Su golpe de nocaut fue, en 1870, la creación de la Standard Oil: una empresa-monstruo que en poco tiempo refinó una cuarta parte… ¡de toda la producción petrolera del país! Antes, con un impresionante gancho de derecha: compró 22 de las 25 refinerías de Cleveland (la prensa llamó a esa operación “la conquista de una ciudad”), obligó a sus competidores a vender o asociarse con él, y hacia 1878 (apenas 8 años después de su nacimiento), la Standart Oil controlaba ¡el 90 por ciento de todas las refinerías del país! De costa a costa. De Norte a Sur. Y más tarde, a través de una segunda y colosal empresa (Standard Oil Trust), extenderse hasta casi medio mundo.

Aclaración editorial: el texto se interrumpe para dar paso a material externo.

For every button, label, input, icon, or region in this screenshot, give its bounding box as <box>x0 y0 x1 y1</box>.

Pero el dueño absoluto del titánico imperio tropezó con las leyes: empezaba a tener peso la reglamentación de la libre competencia entre empresas, y el todopoderoso zar fue acusado de monopolio. Detonó entonces una frase que irritó a los jueces:
-La competencia es un pecado. Por eso la elimino…
Pero dos tribunales, la Suprema Corte de Ohio y el máximo tribunal de la Nación, fallaron contra él: para la Justicia, su imperio era un monopolio (por lo tanto, ilegal), y ordenó su disolución. John D. apeló sin éxito, ganó tiempo, y en 1899 dividió al gigante invencible… en 37 corporaciones, conservó el 30 por ciento de las acciones de todas ellas, y su familia, el resto. Corolario: la nave de su fortuna eludió todos los icebergs legales sin un rasguño. Tenía apenas 50 años, y era el hombre más rico de la Tierra.
Regándola con sus máximas:
-El que trabaja todo el día, no tiene tiempo para ganar dinero.
-¿Mi mayor placer? Ver cada noche las ganancias que desde la mañana me produjeron mis inversiones.
-Puedes rendir cuentas por cada millón ganado…, menos por el primero.
-La mayor virtud es la capacidad de tratar con la gente. Yo pago más por esa capacidad que cualquier otro hombre bajo el sol.
Estaba listo para seguir avanzando, pero su salud se resquebrajó severamente. Su estómago era un caos, perdió el pelo, su cuerpo se achicó y se encorvó. Parecía un hombre veinte años mayor. Apenas podía mantenerse en pie.
En 1911 renunció a la presidencia de su inmenso imperio y se mudó a su casa en Ormond Beach, Florida. Allí murió el 23 de mayo de 1937. Tenía 98 años. Fue sepultado en el Lake View Cementery, Cleveland.
La ciudad desde la cual llegó a la cumbre… después de ganar, niño todavía, 50 dólares vendiendo piedras pintadas en la escuela.
Post scriptum:
A pesar de que el lugar común suele mencionarlo como “el hombre más admirado… y más odiado de los Estados Unidos”: un impiadoso, implacable, despiadado barón de la industria, etcétera… John Davison Rockefeller donó casi toda su fortuna a obras de beneficencia, y dejó un asombroso legado cultural: la Universidad de Chicago (cuna de 87 premios Nobel), la Universidad Rockefeller de Nueva York, el Lincoln Center, fundaciones para el progreso de la educación, la medicina y la investigación científica, y un prodigio arquitectónico como el Rockefeller Center –que no llegó a ver: murió antes de la inauguración–. Un complejo de 19 edificios comerciales, que cubre 22 acres entre las calles 48 y 51: acaso el escudo de Nueva York, la ciudad mágica por excelencia de los tiempos modernos. Si a los hombres se los conoce por sus obras (precepto bíblico), ese hombre también fue el mismo al que tantos denostaron. Y todavía hoy, aunque muy tenues, lo alcanzan esos ecos… Poco importa: que cada uno ponga en la balanza las pesas que quiera. Pero, se incline hacia el Mal o hacia el Bien, nada borrará lo maravillosamente bien hecho.